Когда эта молва донеслась до меня, мне уже не было дела ни до его богатства, ни до его побед. Боги не дали нам с ним общих детей, но дали нам возможность познать любовь.
Мой барон печалился, что я не могу подарить ему наследника, но принял моего сына и дочерей, как родных. И всё же любимицей его осталась дочь от первого брака, прекрасная, как бледная весенняя заря. Её мать была ещё прекраснее; говорили, что в ней течёт кровь фейри, но мой барон не пал жертвой её красоты. Брак их стал плодом разума, а не сердца, жена была с ним холодна, а год спустя умерла при родах, оставив после себя лишь горстку воспоминаний, орешник, проросший над её могилой, и синеглазую белокурую девочку.
Мои дети унаследовали мою внешность – волосы цвета рыжей осени и глаза серые, как гроза. Они были красивы, но падчерица моя среди них сияла, как жемчужина на палой листве.
Порой лучше тлеть, чем сиять. Сияние может привлечь взоры, от которых стоит прятаться.
Я помню, как впервые увидела на лице моего барона страх.
– Сегодня матушка передала мне послание, – сказала его дочь за обедом.
Мой барон сперва лишь улыбнулся, а я, взглядом осекая смешки детей, ласково произнесла:
– Уверена, она часто посылает тебе весточки во снах.

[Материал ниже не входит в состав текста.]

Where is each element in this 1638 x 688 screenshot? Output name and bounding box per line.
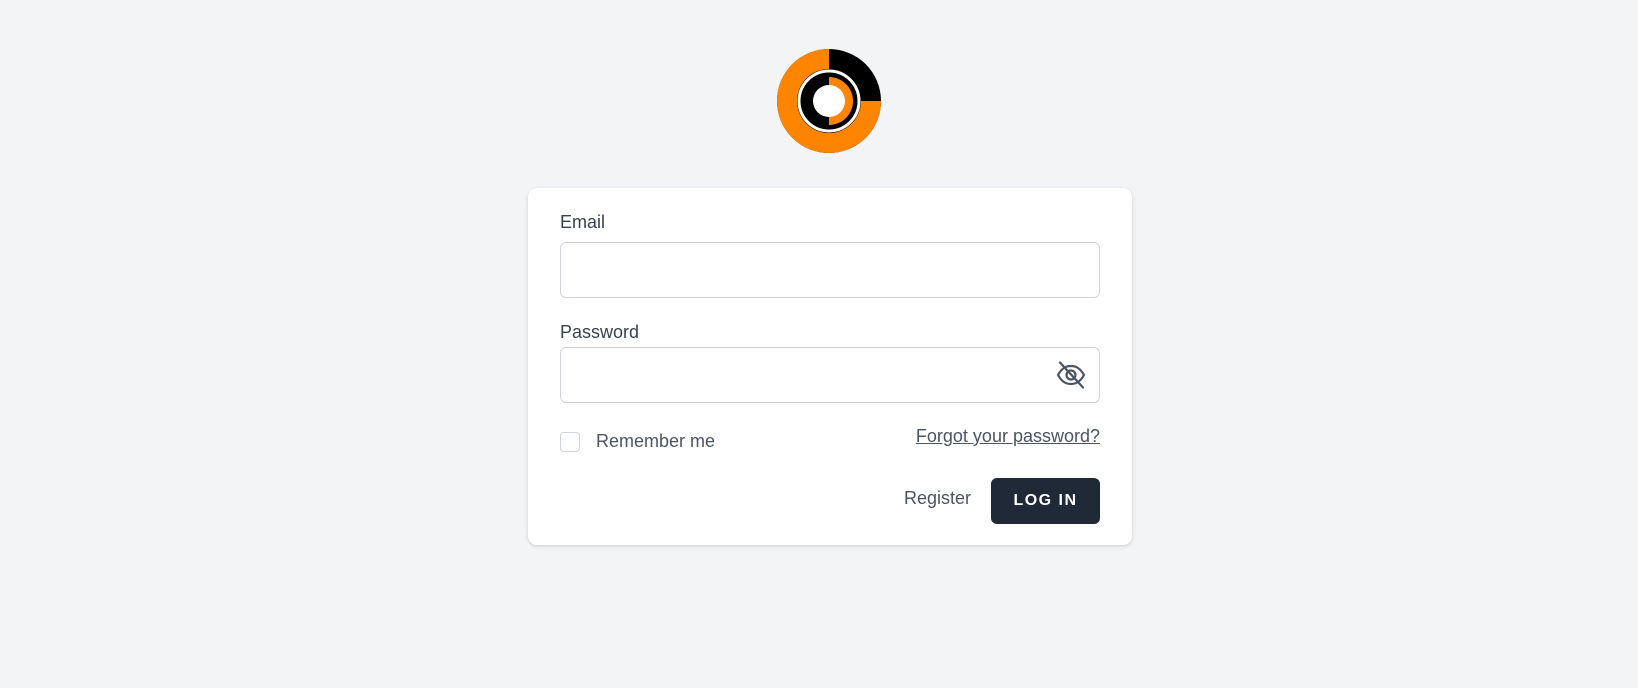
register-link[interactable]: Register — [904, 488, 971, 509]
remember-me-label: Remember me — [596, 431, 716, 451]
login-card: Email Password Remember me Forgot your p… — [528, 188, 1132, 545]
eye-off-icon[interactable] — [1056, 361, 1086, 389]
remember-me: Remember me — [560, 431, 715, 452]
email-field[interactable] — [560, 242, 1100, 298]
email-label: Email — [560, 212, 606, 232]
password-label: Password — [560, 322, 640, 342]
forgot-password-link[interactable]: Forgot your password? — [916, 426, 1100, 447]
password-field[interactable] — [560, 347, 1100, 403]
remember-me-checkbox[interactable] — [560, 431, 580, 452]
app-logo — [777, 49, 881, 153]
login-button[interactable]: LOG IN — [991, 478, 1100, 524]
logo-icon — [777, 49, 881, 153]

– Нет, то было наяву, – возразила падчерица серьёзно. – Я сидела у орешника, под которым спит матушка, и тут в ветвях его запела маленькая белая птичка, и в этой песне я различила человеческий голос. Она сказала, что матушка послала её с небес. Что она – моя фея-покровительница и мне стоит лишь загадать желание под этим орешником, чтобы оно исполнилось.
Тогда я не распознала опасность. Моя падчерица прожила уже тринадцать вёсен, но казалась сущим ребёнком в сравнении с моей младшей дочерью – и часто говорила с красногрудыми малиновками, с амбарным котом, с отцовскими псами, дремавшими у камина. Она кормила птиц зимой и оставляла объедки мышам. Доброе дитя, верившее, что мир тоже добр, любившее сказки и песни больше обыденной жизни.
Даже страшные истории о Людях Холмов – о похищенных девушках, о людях, угодивших в сети их чар и погибших так, – не пугали её, а завораживали. Она верила, что фейри не обидят тебя, если ты ведёшь себя с ними как подобает. Недаром в сказках славные кроткие девушки вознаграждались и лишь грубиянок ждало наказание.
Мои дочери порой поддразнивали сводную сестру за это. Я жёстко осекала их, не делая различий между своей и чужой кровью.
– Быть может, то был белый дрозд, посланник Людей Холмов, – сказал мой сын, и тон его был шутливым лишь отчасти. – А то и вовсе кто-то из них обернулся птицей.
Мой барон поднялся из-за стола. Когда я вновь увидела его лицо, на нём не осталось и следа улыбки.
Он подошёл к родной дочери и, присев перед её стулом, взял её за плечи – тогда ещё худые, острые, совсем не девичьи.
– Родная моя, – сказал он, заглядывая в синие глаза, так похожие на его собственные, – если увидишь эту птицу ещё раз, никогда, никогда и ничего у неё не проси.
– Почему? – ответила моя падчерица пытливо и недовольно.
– Потому что она и правда может быть послана Людьми Холмов. А их дары опасны, как они сами.
Тогда, глядя на его бледный лик, я задумалась, что молва может не лгать. Что мой барон не понаслышке знает о силах могущественнее людей и об их подарках.
Мне не пришлось долго ждать, когда мои подозрения подтвердятся.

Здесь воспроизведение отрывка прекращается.